Satellite methods underestimate indirect climate forcing by aerosols.

Satellite-based estimates of the aerosol indirect effect (AIE) are consistently smaller than the estimates from global aerosol models, and, partly as a result of these differences, the assessment of this climate forcing includes large uncertainties. Satellite estimates typically use the present-day (PD) relationship between observed cloud drop number concentrations (N(c)) and aerosol optical depths (AODs) to determine the preindustrial (PI) values of N(c). These values are then used to determine the PD and PI cloud albedos and, thus, the effect of anthropogenic aerosols on top of the atmosphere radiative fluxes.
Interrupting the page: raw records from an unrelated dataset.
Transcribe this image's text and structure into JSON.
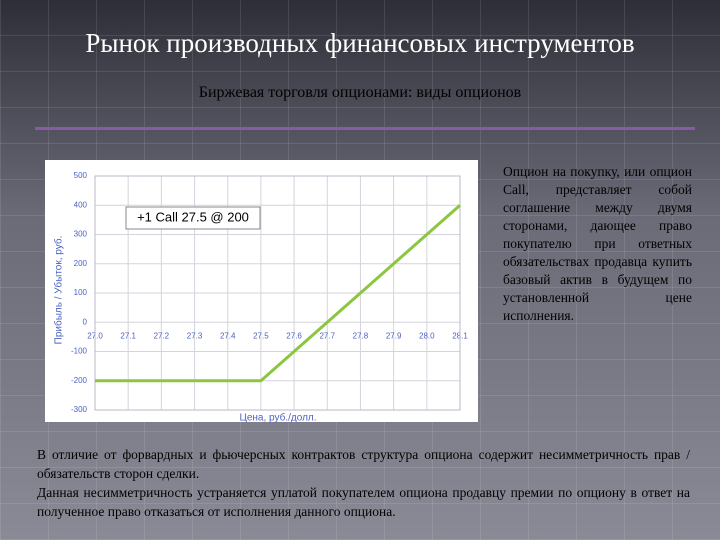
{
  "slide": {
    "title": "Рынок производных финансовых инструментов",
    "subtitle": "Биржевая торговля опционами: виды опционов",
    "side_text": "Опцион на покупку, или опцион Call, представляет собой соглашение между двумя сторонами, дающее право покупателю при ответных обязательствах продавца купить базовый актив в будущем по установленной цене исполнения.",
    "paragraphs": [
      "В отличие от форвардных и фьючерсных контрактов структура опциона содержит несимметричность прав / обязательств сторон сделки.",
      "Данная несимметричность устраняется уплатой покупателем опциона продавцу премии по опциону в ответ на полученное право отказаться от исполнения данного опциона."
    ]
  },
  "chart_data": {
    "type": "line",
    "x": [
      27.0,
      27.5,
      28.1
    ],
    "values": [
      -200,
      -200,
      400
    ],
    "color": "#8cc63f",
    "annotation": "+1 Call 27.5 @ 200",
    "xlabel": "Цена, руб./долл.",
    "ylabel": "Прибыль / Убыток, руб.",
    "xlim": [
      27.0,
      28.1
    ],
    "xticks": [
      {
        "value": 27.0,
        "label": "27.0"
      },
      27.1,
      27.2,
      27.3,
      27.4,
      27.5,
      27.6,
      27.7,
      27.8,
      27.9,
      {
        "value": 28.0,
        "label": "28.0"
      },
      28.1
    ],
    "ylim": [
      -300,
      500
    ],
    "yticks": [
      -300,
      -200,
      -100,
      0,
      100,
      200,
      300,
      400,
      500
    ],
    "grid": true
  }
}
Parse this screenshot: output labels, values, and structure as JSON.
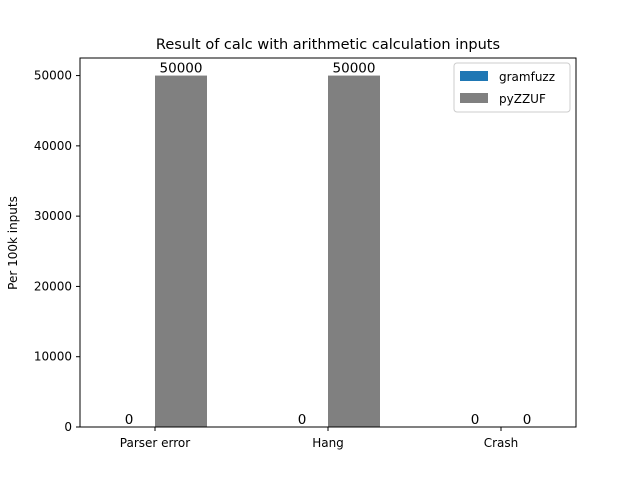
{
  "chart_data": {
    "type": "bar",
    "title": "Result of calc with arithmetic calculation inputs",
    "xlabel": "",
    "ylabel": "Per 100k inputs",
    "categories": [
      "Parser error",
      "Hang",
      "Crash"
    ],
    "series": [
      {
        "name": "gramfuzz",
        "values": [
          0,
          0,
          0
        ],
        "color": "#1f77b4"
      },
      {
        "name": "pyZZUF",
        "values": [
          50000,
          50000,
          0
        ],
        "color": "#808080"
      }
    ],
    "ylim": [
      0,
      52500
    ],
    "yticks": [
      0,
      10000,
      20000,
      30000,
      40000,
      50000
    ],
    "data_labels": true,
    "legend_position": "top-right",
    "grid": false
  }
}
Here, we use a model with realistic aerosol and cloud processes to show that empirical relationships for ln(N(c)) versus ln(AOD) derived from PD results do not represent the atmospheric perturbation caused by the addition of anthropogenic aerosols to the preindustrial atmosphere. As a result, the model estimates based on satellite methods of the AIE are between a factor of 3 to more than a factor of 6 smaller than model estimates based on actual PD and PI values for N(c). Using ln(N(c)) versus ln(AI) (Aerosol Index, or the optical depth times angstrom exponent) to estimate preindustrial values for N(c) provides estimates for N(c) and forcing that are closer to the values predicted by the model. Nevertheless, the AIE using ln(N(c)) versus ln(AI) may be substantially incorrect on a regional basis and may underestimate or overestimate the global average forcing by 25 to 35%.